Let \(X=\langle X,\tau_X\rangle \) be a \(T_2\) space. The closed pseudocharacter \(\psi_c(X)\) of \(X\) is defined as \(\sup \{\psi_c(p,X)\:p\in X\}+w\), where \(\psi_c(p,X)=\min \{|V|\:V\subseteq \tau_X\), \(p\in \bigcap V\), \(\bigcap \{\overline {V}\:p\in V\}=\{p\}\}\).
The author gives a new bound for \(\psi_c(X)\:\psi_c(X)\leq 2^{d(X)}\) and for a Uryson space \(X\:\psi_c \leq 2^{s(X)}\), where \(d(X)\) and \(s(X)\) are common cardinals for topological spaces [see, e.g., I. Juhász, Cardinal functions in topology – ten years later, Mathematical Centre Tracts 123 (1980; Zbl 0479.54001)].
If every open cover of the space \(X\) of size \(k\) (\(k\geq w\) is a cardinal) has a finite subcover, then \(X\) is said to be initially \(k\)-compact.
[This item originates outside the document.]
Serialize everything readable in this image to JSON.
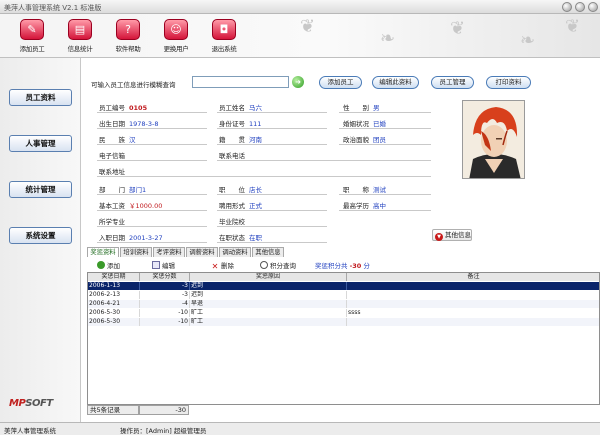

If for every \(A\subseteq X\) with \(|A|\leq k\) there is \(Y\subseteq X\), \(Y\) compact such that \(A\subseteq Y\), then \(X\) is called \(k\)-bounded. Using the first bound for \(\psi_c(X)\) it is proved in this paper that each \(T_2\) space \(X\) initially \(k\)-compact is \(\lambda \)-bounded for every cardinal \(\lambda \) with \(2^{\lambda}\leq k\).
This result improves the known statement for \(T_3\) spaces and it is used for the proposition on initially \(k\)-compact \(T_2\) spaces being compact for special cardinal \(k\).